Us “do it all yourself” developers tend to look at cryptography as yet another opportunity to just be clever and be done with it. At least, that’s how I felt a few years ago. Tony Arcieri wrote a pretty solid rant about why we should keep our hands out of the Pandora’s box that is cryptography if we don’t know enough:

The most important question is: are you using an authenticated encryption mode? If you don’t know what authenticated encryption is, then you’ve probably already made a mistake. Here’s a hint: authenticated encryption has nothing to do with authenticating users into a webapp. It has everything to do with ensuring the integrity of your data hasn’t been compromised, i.e. no one has tampered with the message.

If you’ve actually read the OAuth 1.0 specification, you should have stumbled on the concept. Like me, you may not have given too much thought to why HMAC signing was chosen though, which only serves to prove Tony’s point:

tl;dr: use authenticated encryption. use authenticated encryption. use authenticated encryption. use authenticated encryption. use authenticated encryption. use authenticated encryption. use authenticated encryption. use authenticated encryption. use authenticated encryption. use authenticated encryption.

Doug Hellmann wrote an interesting post on how two functionally equivalent ways of creating a dict in Python are by no means performance wise equal:

Using dict() to create an empty dictionary took 6 times longer than using the literal syntax. [literal syntax: {}]

This may come as a surprise to a lot of script kids who’ve never even given a single thought to what actually goes on below the surface of the interpreter of their favorite language. Hell, to most people, those damn .pyc files are probably just an annoyance that need to be rid in a .gitignore file every damn time you create a new Git repository.

Having personally spent a lot of time studying both the inner workings of CPython, pypy, MRI and a few other VMs, the above behaviour doesn’t surprise me at all. This goes to show that in the long run, you’re probably wise to sit down and read the source, because no matter how you flip and turn it, language implementations will always leak abstractions.

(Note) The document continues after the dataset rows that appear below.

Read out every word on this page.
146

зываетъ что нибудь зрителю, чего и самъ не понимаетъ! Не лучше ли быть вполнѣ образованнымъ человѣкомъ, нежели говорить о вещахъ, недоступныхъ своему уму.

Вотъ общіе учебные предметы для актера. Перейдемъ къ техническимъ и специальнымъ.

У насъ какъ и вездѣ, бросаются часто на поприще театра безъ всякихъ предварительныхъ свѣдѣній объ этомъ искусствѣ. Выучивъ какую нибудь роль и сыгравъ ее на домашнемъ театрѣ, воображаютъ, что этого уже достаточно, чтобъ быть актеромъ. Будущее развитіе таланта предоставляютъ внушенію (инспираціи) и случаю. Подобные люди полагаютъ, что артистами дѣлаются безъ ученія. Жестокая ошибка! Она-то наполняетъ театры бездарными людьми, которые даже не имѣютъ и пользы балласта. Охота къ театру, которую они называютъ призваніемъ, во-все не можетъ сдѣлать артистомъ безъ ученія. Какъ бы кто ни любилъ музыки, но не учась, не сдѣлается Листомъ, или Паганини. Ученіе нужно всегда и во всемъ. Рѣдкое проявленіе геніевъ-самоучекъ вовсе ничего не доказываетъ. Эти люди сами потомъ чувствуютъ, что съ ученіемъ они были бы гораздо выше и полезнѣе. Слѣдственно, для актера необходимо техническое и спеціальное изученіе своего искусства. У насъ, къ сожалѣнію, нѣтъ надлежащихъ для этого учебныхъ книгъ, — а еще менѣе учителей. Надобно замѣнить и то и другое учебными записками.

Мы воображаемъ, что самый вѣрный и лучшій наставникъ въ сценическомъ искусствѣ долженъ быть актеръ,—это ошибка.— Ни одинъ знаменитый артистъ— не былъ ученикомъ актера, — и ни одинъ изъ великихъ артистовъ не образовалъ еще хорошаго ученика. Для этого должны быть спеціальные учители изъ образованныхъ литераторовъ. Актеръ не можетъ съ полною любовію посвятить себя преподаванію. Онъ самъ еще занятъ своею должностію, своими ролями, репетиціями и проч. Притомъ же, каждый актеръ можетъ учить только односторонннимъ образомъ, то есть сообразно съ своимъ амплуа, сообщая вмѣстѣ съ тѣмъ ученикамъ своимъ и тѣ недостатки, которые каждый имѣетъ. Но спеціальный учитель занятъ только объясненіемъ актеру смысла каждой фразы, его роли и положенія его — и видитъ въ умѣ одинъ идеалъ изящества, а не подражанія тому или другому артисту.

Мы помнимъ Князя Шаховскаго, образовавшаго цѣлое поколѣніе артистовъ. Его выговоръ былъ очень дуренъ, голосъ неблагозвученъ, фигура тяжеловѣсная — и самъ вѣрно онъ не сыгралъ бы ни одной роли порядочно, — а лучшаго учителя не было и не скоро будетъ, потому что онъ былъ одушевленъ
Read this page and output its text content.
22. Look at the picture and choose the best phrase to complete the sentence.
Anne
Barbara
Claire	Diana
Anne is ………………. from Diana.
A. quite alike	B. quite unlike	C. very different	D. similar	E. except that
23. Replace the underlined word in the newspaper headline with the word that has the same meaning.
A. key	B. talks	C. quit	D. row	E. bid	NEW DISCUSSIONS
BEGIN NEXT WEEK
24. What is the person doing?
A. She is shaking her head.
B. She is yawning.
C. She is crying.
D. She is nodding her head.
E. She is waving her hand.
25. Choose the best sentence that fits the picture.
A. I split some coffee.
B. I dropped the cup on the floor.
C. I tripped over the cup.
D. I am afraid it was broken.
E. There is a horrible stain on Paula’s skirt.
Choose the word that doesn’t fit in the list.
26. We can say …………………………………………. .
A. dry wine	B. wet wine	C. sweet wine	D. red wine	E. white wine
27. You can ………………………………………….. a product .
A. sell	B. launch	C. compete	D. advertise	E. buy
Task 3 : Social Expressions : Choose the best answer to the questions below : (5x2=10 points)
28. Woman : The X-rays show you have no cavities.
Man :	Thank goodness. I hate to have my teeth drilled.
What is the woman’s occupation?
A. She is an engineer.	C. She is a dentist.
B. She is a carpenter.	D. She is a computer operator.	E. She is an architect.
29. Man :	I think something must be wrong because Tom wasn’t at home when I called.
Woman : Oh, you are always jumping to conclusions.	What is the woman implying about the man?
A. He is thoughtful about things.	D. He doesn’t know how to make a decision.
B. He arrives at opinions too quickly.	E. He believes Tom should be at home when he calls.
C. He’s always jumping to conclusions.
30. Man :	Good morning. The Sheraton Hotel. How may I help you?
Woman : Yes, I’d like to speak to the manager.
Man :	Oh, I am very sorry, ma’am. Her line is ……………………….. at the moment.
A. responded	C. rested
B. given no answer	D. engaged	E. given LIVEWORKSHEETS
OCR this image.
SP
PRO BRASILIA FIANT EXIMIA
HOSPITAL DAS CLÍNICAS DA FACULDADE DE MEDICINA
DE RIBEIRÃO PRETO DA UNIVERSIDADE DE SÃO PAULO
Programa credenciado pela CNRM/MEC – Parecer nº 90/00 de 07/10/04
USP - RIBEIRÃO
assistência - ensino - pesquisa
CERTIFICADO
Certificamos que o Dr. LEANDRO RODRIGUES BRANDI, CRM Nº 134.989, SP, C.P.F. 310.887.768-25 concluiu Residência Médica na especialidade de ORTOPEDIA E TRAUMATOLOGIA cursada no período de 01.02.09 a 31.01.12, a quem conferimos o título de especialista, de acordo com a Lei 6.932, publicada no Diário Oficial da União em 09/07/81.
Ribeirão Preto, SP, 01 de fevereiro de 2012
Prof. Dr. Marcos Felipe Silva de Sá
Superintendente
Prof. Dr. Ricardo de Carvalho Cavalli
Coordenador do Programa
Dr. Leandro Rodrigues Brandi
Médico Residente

Mert Yazıcıoglu gives a few good hints as to why we tend to dump our greatest projects:

• #1: Working on so many projects at the same time
• #2: Spending ages to build a prototype
• #3: Consistently postponing the release date
• #4: Working on things that do not teach something new

In my opinion though, he misses the point of why we do projects in the first place. The kind of projects that fit the bill above are the more ambitious projects — the kind that are actually thought up as a product from day one. Well, really, it fits the second and third points, but the first and last points are symptomatic of another kind of project; the experiment.

An experiment is usually a project of a much smaller scope, and while the ambitious projects tend to eventually get done, experiments rarely ever do. Why? In my experience it’s because we tend to do them to learn a specific thing, not to solve a problem. But, most people, including me, feel like they’re wasting their time if they simply do that little bit that is the learning exercise. Therefore, experiments are often wrapped in a shell to look like a much more ambitious project, thus justifying the time spent away from “the really important things.” What ends up happening is that once the actual learning is done, interest in the project is lost and it’s put aside and is usually never finished. Really, though, the essence of the project is done. Maybe, point #4 should have said something along the lines of “the primary purpose of the project has been fulfilled.”

This leads us back to point #1; projects pile up. Because we tend to wrap experiments, what’s actually abandoned is the nice wrapping. The wrapping still feels like it needs to be done, though. One of my biggest learnings over the last couple of years has been to accept that it’s okay that I don’t do the wrapping.

Projects are not made equal — they’re made to serve a purpose.

Having always been good at learning and picking up on new things but never being able to describe why, this very introspective essay, on how some programmers are virtually stagnant all the way through their careers while others seem to always shine no matter the challenge you throw at them, provides a very good hint:

“A programmer can gain 10 years of experience, or a programmer can get the same years experiences 10 times over.”

Paul Carr has written probably the single most spot on piece about the ridiculous protectionism enjoyed by the overpriced taxi service, Uber, and the underlying problem — the mindset of “neo-disruptive” entrepreneurs:

The truth is, what Silicon Valley still calls “Disruption” has evolved into something very sinister indeed.

Sadly, this “Disruptive” feeling has spread beyond the borders of the Valley, which makes me want to sucker punch anyone who even uses the word, despite the “original” meaning of the term being a lot more fruitful to society as a whole:

I’ve written before that to be truly disruptive (small ‘d’) the startups must have a moral dimension, even when that jars with the pursuit of profit.